Verschärft wird das Problem dadurch, dass es durch Wildkreuzung mit der aus Nordamerika stammenden Rhododendron catawbiense zu einer natürlichen Hybridisierung (R. ponticum x R. catawbiense) gekommen ist. Diese Hybride ist im Gegensatz zu R. ponticum frostresistent und bedroht nun auch Wald- und Heideflächen in Ostschottland, die dem Rhododendron ponticum wegen der vorkommenden Fröste verschlossen geblieben wären.
Seit dies bekannt wurde, versucht man der Landplage, zu der die Rhododendren in einigen Gebieten Schottlands mittlerweile geworden sind, mit allen Mitteln beizukommen.
'Rhody bashing' wird die bekannteste, weil preiswerteste Methode genannt, um den Rhododendron zu vernichten.
Jährlich ziehen Hunderte freiwilliger Helfer aller Natur- und Umweltschutzorganisationen los, roden das oberirdische Buschwerk und graben die Wurzeln aus. Einfaches Abholzen hilft nämlich nicht, da selbst die bis auf die Erdoberfläche zurück geschnittenen Altpflanzen wieder - dann sogar verstärkt - austreiben.
Der Einsatz zeigt Erfolge, ist aber insgesamt viel zu langwierig, um dauerhaft gegen die natürliche Ausbreitung anzukämpfen. Die Bemühungen reichen nicht einmal, um die weniger natürlichen Eichenwaldreste sicher zu schützen.

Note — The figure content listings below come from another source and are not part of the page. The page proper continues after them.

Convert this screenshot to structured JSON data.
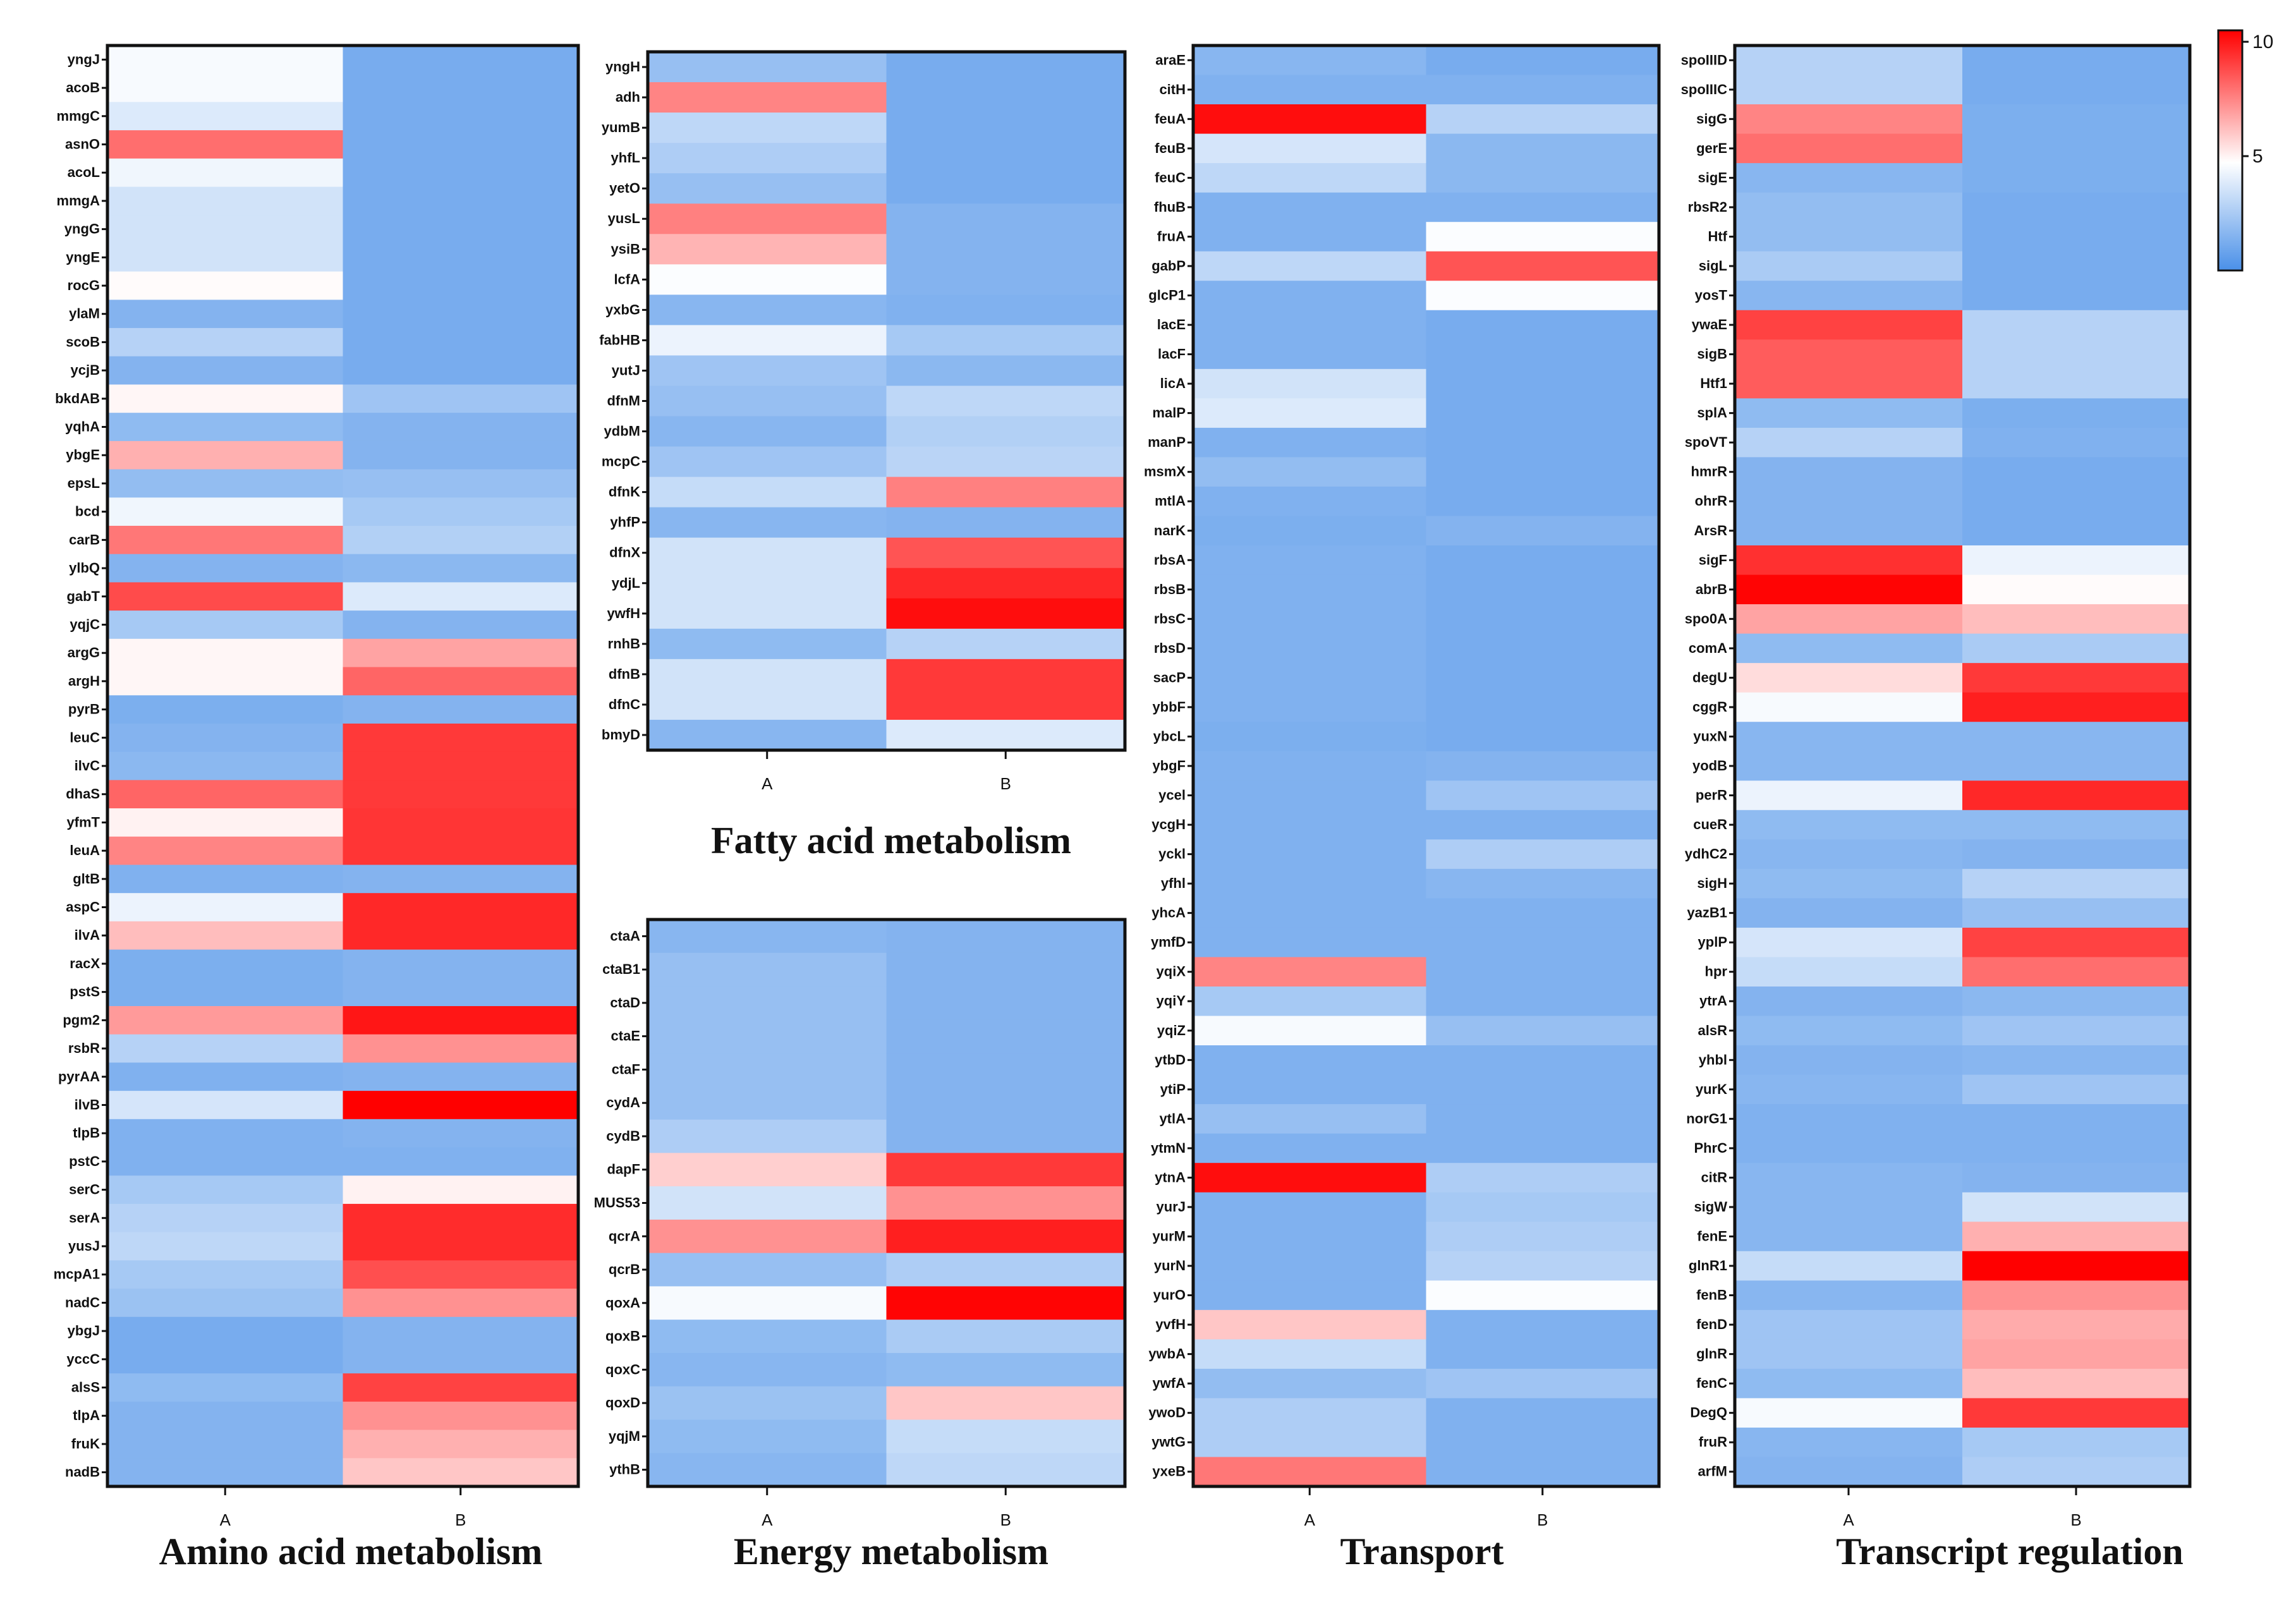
{
  "chart_data": {
    "type": "heatmap",
    "columns": [
      "A",
      "B"
    ],
    "colorbar": {
      "min": 0,
      "max": 10.5,
      "tick_labels": [
        "5",
        "10"
      ],
      "tick_values": [
        5,
        10
      ],
      "low_color": "#4a90e8",
      "mid_color": "#ffffff",
      "high_color": "#ff0000"
    },
    "panels": [
      {
        "id": "amino",
        "title": "Amino acid metabolism",
        "genes": [
          "yngJ",
          "acoB",
          "mmgC",
          "asnO",
          "acoL",
          "mmgA",
          "yngG",
          "yngE",
          "rocG",
          "ylaM",
          "scoB",
          "ycjB",
          "bkdAB",
          "yqhA",
          "ybgE",
          "epsL",
          "bcd",
          "carB",
          "ylbQ",
          "gabT",
          "yqjC",
          "argG",
          "argH",
          "pyrB",
          "leuC",
          "ilvC",
          "dhaS",
          "yfmT",
          "leuA",
          "gltB",
          "aspC",
          "ilvA",
          "racX",
          "pstS",
          "pgm2",
          "rsbR",
          "pyrAA",
          "ilvB",
          "tlpB",
          "pstC",
          "serC",
          "serA",
          "yusJ",
          "mcpA1",
          "nadC",
          "ybgJ",
          "yccC",
          "alsS",
          "tlpA",
          "fruK",
          "nadB"
        ],
        "A": [
          4.5,
          4.5,
          3.8,
          8.0,
          4.3,
          3.5,
          3.5,
          3.5,
          4.8,
          1.5,
          2.8,
          1.5,
          4.9,
          1.8,
          6.5,
          1.9,
          4.3,
          7.8,
          1.5,
          8.8,
          2.4,
          4.9,
          4.9,
          1.3,
          1.5,
          1.7,
          8.2,
          5.0,
          7.5,
          1.4,
          4.2,
          6.2,
          1.3,
          1.3,
          7.0,
          2.8,
          1.4,
          3.6,
          1.4,
          1.4,
          2.4,
          2.8,
          3.0,
          2.4,
          2.1,
          1.2,
          1.2,
          1.8,
          1.5,
          1.5,
          1.5
        ],
        "B": [
          1.2,
          1.2,
          1.2,
          1.2,
          1.2,
          1.2,
          1.2,
          1.2,
          1.2,
          1.2,
          1.2,
          1.2,
          2.2,
          1.5,
          1.5,
          2.0,
          2.4,
          2.7,
          1.7,
          3.8,
          1.5,
          6.8,
          8.2,
          1.5,
          9.2,
          9.2,
          9.2,
          9.3,
          9.3,
          1.5,
          9.6,
          9.6,
          1.5,
          1.5,
          10.0,
          7.2,
          1.5,
          10.5,
          1.5,
          1.4,
          5.0,
          9.5,
          9.5,
          8.7,
          7.2,
          1.5,
          1.5,
          9.0,
          7.2,
          6.5,
          6.0
        ]
      },
      {
        "id": "fatty",
        "title": "Fatty acid metabolism",
        "genes": [
          "yngH",
          "adh",
          "yumB",
          "yhfL",
          "yetO",
          "yusL",
          "ysiB",
          "lcfA",
          "yxbG",
          "fabHB",
          "yutJ",
          "dfnM",
          "ydbM",
          "mcpC",
          "dfnK",
          "yhfP",
          "dfnX",
          "ydjL",
          "ywfH",
          "rnhB",
          "dfnB",
          "dfnC",
          "bmyD"
        ],
        "A": [
          2.0,
          7.5,
          3.0,
          2.6,
          2.0,
          7.6,
          6.4,
          4.6,
          1.6,
          4.2,
          2.2,
          2.0,
          1.6,
          2.2,
          3.2,
          1.6,
          3.5,
          3.5,
          3.5,
          1.8,
          3.5,
          3.5,
          1.6
        ],
        "B": [
          1.2,
          1.2,
          1.2,
          1.2,
          1.2,
          1.5,
          1.5,
          1.5,
          1.4,
          2.4,
          1.7,
          3.0,
          2.7,
          2.9,
          7.6,
          1.5,
          8.6,
          9.6,
          10.2,
          2.8,
          9.2,
          9.2,
          3.8
        ]
      },
      {
        "id": "energy",
        "title": "Energy metabolism",
        "genes": [
          "ctaA",
          "ctaB1",
          "ctaD",
          "ctaE",
          "ctaF",
          "cydA",
          "cydB",
          "dapF",
          "MUS53",
          "qcrA",
          "qcrB",
          "qoxA",
          "qoxB",
          "qoxC",
          "qoxD",
          "yqjM",
          "ythB"
        ],
        "A": [
          1.6,
          2.0,
          2.0,
          2.0,
          2.0,
          2.0,
          2.6,
          5.8,
          3.5,
          7.2,
          2.0,
          4.5,
          1.8,
          1.6,
          2.1,
          1.8,
          1.6
        ],
        "B": [
          1.5,
          1.5,
          1.5,
          1.5,
          1.5,
          1.5,
          1.5,
          9.2,
          7.2,
          9.8,
          2.6,
          10.4,
          2.5,
          1.8,
          6.0,
          3.2,
          3.0
        ]
      },
      {
        "id": "transport",
        "title": "Transport",
        "genes": [
          "araE",
          "citH",
          "feuA",
          "feuB",
          "feuC",
          "fhuB",
          "fruA",
          "gabP",
          "glcP1",
          "lacE",
          "lacF",
          "licA",
          "malP",
          "manP",
          "msmX",
          "mtlA",
          "narK",
          "rbsA",
          "rbsB",
          "rbsC",
          "rbsD",
          "sacP",
          "ybbF",
          "ybcL",
          "ybgF",
          "ycel",
          "ycgH",
          "yckl",
          "yfhl",
          "yhcA",
          "ymfD",
          "yqiX",
          "yqiY",
          "yqiZ",
          "ytbD",
          "ytiP",
          "ytlA",
          "ytmN",
          "ytnA",
          "yurJ",
          "yurM",
          "yurN",
          "yurO",
          "yvfH",
          "ywbA",
          "ywfA",
          "ywoD",
          "ywtG",
          "yxeB"
        ],
        "A": [
          1.6,
          1.4,
          10.2,
          3.6,
          3.0,
          1.4,
          1.4,
          3.0,
          1.4,
          1.4,
          1.4,
          3.5,
          3.8,
          1.4,
          1.9,
          1.4,
          1.3,
          1.4,
          1.4,
          1.4,
          1.4,
          1.4,
          1.4,
          1.3,
          1.4,
          1.4,
          1.4,
          1.4,
          1.4,
          1.4,
          1.4,
          7.5,
          2.4,
          4.5,
          1.4,
          1.4,
          2.0,
          1.4,
          10.2,
          1.4,
          1.4,
          1.4,
          1.4,
          6.0,
          3.2,
          1.9,
          2.6,
          2.6,
          7.8
        ],
        "B": [
          1.2,
          1.4,
          2.8,
          1.7,
          1.7,
          1.4,
          4.6,
          8.6,
          4.6,
          1.2,
          1.2,
          1.2,
          1.2,
          1.2,
          1.2,
          1.2,
          1.5,
          1.2,
          1.2,
          1.2,
          1.2,
          1.2,
          1.2,
          1.2,
          1.5,
          2.2,
          1.4,
          2.6,
          1.6,
          1.4,
          1.4,
          1.4,
          1.4,
          2.0,
          1.4,
          1.4,
          1.4,
          1.4,
          2.6,
          2.4,
          2.6,
          2.8,
          4.6,
          1.4,
          1.4,
          2.2,
          1.4,
          1.4,
          1.4
        ]
      },
      {
        "id": "regulation",
        "title": "Transcript regulation",
        "genes": [
          "spoIIID",
          "spoIIIC",
          "sigG",
          "gerE",
          "sigE",
          "rbsR2",
          "Htf",
          "sigL",
          "yosT",
          "ywaE",
          "sigB",
          "Htf1",
          "splA",
          "spoVT",
          "hmrR",
          "ohrR",
          "ArsR",
          "sigF",
          "abrB",
          "spo0A",
          "comA",
          "degU",
          "cggR",
          "yuxN",
          "yodB",
          "perR",
          "cueR",
          "ydhC2",
          "sigH",
          "yazB1",
          "yplP",
          "hpr",
          "ytrA",
          "alsR",
          "yhbl",
          "yurK",
          "norG1",
          "PhrC",
          "citR",
          "sigW",
          "fenE",
          "glnR1",
          "fenB",
          "fenD",
          "glnR",
          "fenC",
          "DegQ",
          "fruR",
          "arfM"
        ],
        "A": [
          2.8,
          2.8,
          7.5,
          8.0,
          1.6,
          1.9,
          1.9,
          2.5,
          1.6,
          9.0,
          8.4,
          8.4,
          1.8,
          2.8,
          1.5,
          1.5,
          1.5,
          9.4,
          10.4,
          6.8,
          1.8,
          5.5,
          4.5,
          1.6,
          1.6,
          4.2,
          1.8,
          1.6,
          1.8,
          1.5,
          3.6,
          3.2,
          1.5,
          1.8,
          1.5,
          1.6,
          1.4,
          1.4,
          1.6,
          1.6,
          1.6,
          3.2,
          1.6,
          2.2,
          2.2,
          1.8,
          4.5,
          1.6,
          1.5
        ],
        "B": [
          1.2,
          1.2,
          1.3,
          1.3,
          1.3,
          1.2,
          1.2,
          1.2,
          1.2,
          2.8,
          2.8,
          2.8,
          1.3,
          1.4,
          1.2,
          1.2,
          1.2,
          4.2,
          4.8,
          6.2,
          2.5,
          9.2,
          9.8,
          1.6,
          1.6,
          9.6,
          1.8,
          1.5,
          2.8,
          2.0,
          9.0,
          8.0,
          1.7,
          2.2,
          1.6,
          2.2,
          1.4,
          1.4,
          1.5,
          3.5,
          6.5,
          10.5,
          7.2,
          6.6,
          6.8,
          6.2,
          9.2,
          2.4,
          2.6
        ]
      }
    ]
  }
}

Der Einsatz von schwerem Gerät erwies sich als zu teuer, wie auch der Einsatz von chemisch gewonnenen Herbiziden, die zudem vielleicht noch ungeahnte Umweltrisiken bergen. Seit August 2004 versucht der National Trust for Scotland in seinem Landschaftspark Inverewe Garden einen neuen Weg zu gehen: Weil die R. ponticum selbst die anderen in den Inverewe Garden vorhandenen Rhododendronarten in ihrem Bestand gefährdeten, wurden die Rhodendron-Stämme mit dem einzig bekannten natürlichem "Herbizid" geimpft, dass den R. ponticum gelegentlich auch in ihrer türkischen Heimat den Garaus macht. Die Pflanzen sterben langsam ab und verrotten mitsamt Wurzelwerk auf natürliche Weise.